The study, Regional and Racial Variation in Primary Care and Quality of Care Among Medicare Beneficiaries, examined the relationship between the per capita supply of primary care physicians and the percent of Medicare beneficiaries who had at least one annual visit with a primary care physician during 2003-2007. It "suggests that there is no correlation between the supply of physicians and access to primary care," according to Fisher.

"Achieving the benefits of primary care is likely to require both improving the services provided by primary care physicians and more effective integration and coordination with other providers," the study says. "A higher supply supply of primary care may be important in smaller areas, but unfortunately, public policy and reimbursement practices have not matched patient needs with supply at any level, local or regional."

In a study of fee-for-service Medicare population from 2003-2007, the study points out that improving access to primary care doesn't always keep people with chronic conditions out of the hospital, or improve their chances of getting optimal care. Those conditions include diabetes, and congestive heart failure, as well as screenings for breast cancer or eye examinations, and leg amputations.

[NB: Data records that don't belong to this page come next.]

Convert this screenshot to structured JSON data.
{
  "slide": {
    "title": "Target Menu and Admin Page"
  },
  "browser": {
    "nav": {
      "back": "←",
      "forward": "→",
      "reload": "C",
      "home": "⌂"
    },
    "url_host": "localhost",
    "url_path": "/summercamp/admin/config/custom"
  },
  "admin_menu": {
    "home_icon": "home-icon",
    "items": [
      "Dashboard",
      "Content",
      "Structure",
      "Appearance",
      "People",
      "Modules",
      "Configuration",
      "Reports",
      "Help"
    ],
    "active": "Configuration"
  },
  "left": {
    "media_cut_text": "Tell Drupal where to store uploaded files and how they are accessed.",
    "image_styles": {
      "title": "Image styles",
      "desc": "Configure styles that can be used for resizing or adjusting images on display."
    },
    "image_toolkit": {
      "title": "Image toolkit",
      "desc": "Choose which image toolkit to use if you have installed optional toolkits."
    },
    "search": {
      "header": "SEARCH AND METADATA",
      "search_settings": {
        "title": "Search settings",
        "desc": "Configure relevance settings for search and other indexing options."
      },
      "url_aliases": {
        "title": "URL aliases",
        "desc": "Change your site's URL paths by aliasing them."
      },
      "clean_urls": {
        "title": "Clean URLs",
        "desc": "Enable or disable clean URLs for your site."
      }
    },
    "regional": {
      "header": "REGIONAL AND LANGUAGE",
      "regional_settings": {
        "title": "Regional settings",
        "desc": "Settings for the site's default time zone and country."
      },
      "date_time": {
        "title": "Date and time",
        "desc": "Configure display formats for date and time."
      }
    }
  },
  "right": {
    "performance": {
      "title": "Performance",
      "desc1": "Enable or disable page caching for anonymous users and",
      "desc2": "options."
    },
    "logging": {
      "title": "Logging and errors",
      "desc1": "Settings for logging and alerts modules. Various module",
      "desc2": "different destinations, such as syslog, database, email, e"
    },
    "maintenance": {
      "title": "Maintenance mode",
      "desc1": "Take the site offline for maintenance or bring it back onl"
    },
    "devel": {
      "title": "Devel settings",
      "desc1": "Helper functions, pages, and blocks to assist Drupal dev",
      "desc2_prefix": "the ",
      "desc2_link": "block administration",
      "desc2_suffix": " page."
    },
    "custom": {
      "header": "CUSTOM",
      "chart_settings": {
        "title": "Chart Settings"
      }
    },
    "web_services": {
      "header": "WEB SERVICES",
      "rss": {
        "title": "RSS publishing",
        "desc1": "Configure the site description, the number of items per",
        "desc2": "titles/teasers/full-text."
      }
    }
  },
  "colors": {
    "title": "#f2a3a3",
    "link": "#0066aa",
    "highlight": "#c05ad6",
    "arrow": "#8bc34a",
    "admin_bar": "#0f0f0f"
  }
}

Access to primary care physicians also may not be enough to overcome racial disparities in quality and outcomes, the study says. Too often, people most in need of primary care simply don't receive the necessary care as well, according to the authors.

"Primary care is the bedrock of a good healthcare system, but this report is saying just having more primary care will not necessarily fix our quality of care," says another co-author, Shannon Brownlee, MS.  Other report authors are David C. Goodman, MD, MS and  Chiang-Hua Chang, PhD. "It means that healthcare policy should focus on improving the actual services primary care clinicians provide, and make sure their efforts are coordinated with other providers, including specialists, nurses and hospitals."

While improving care delivered by primary care clinicians holds promise for a patient's wellbeing, the "value of primary care can be eroded by episodic delivery that is uncoordinated with specialists and hospitals," the study says. "Thus, simply increasing access to primary care, either by boosting the number of primary care physicians in an area or by ensuring that most patients have better insurance coverage, may not be enough to improve the quality of care or health outcomes; nor is it likely to eliminate racial disparities."

Brownlee, a writer and senior research fellow at the New America Foundation, says she was surprised by the findings. "I think part of what is happening is the chaos factor"—primary care physicians working in isolated practices, with a lack of coordination with specialists, such as for diabetes or other medical conditions, she says.

"Was the heart attack patient prescribed aspirin and a beta blocker on discharge?" she asks rhetorically. Sometimes, or too often, that doesn't happen because of the lack of coordination, Brownlee says. "It is really crucial to keep track of a patient. If the patient only knows what is happening, you've got a big problem."  Brownlee is a specialist in healthcare writing and has written "Overtreated: Why Too Much Medicine is Making Us Sicker and Poorer."

In essence, the Dartmouth study shows that "organization of the system is a big part of the problem," Brownlee says, adding that "simply throwing more physicians at a problem is not going to fix it."

 "With lots and lots of specialists, it becomes more and more difficult for that primary care physician to really keep track on what is going on," she says. "We see simple stuff fall through the cracks, the more chaotic the care is."

So, there's the need for coordination of care, she says, more than ever. In some variations, we've heard that before, in the calls for Accountable Care Organizations. Fisher, known as one of the innovators of ACOS, wrote in Health Affairs in 2009 his proposal to "achieve more integrated and efficient care by fostering local organizational accountability for quality and costs through performance measurement and "shared savings" payment reform."

With this study, Fisher, Brownlee and their colleagues again are calling 911: coordinated care is needed now.

Joe Cantlupe is a senior editor with HealthLeaders Media Online.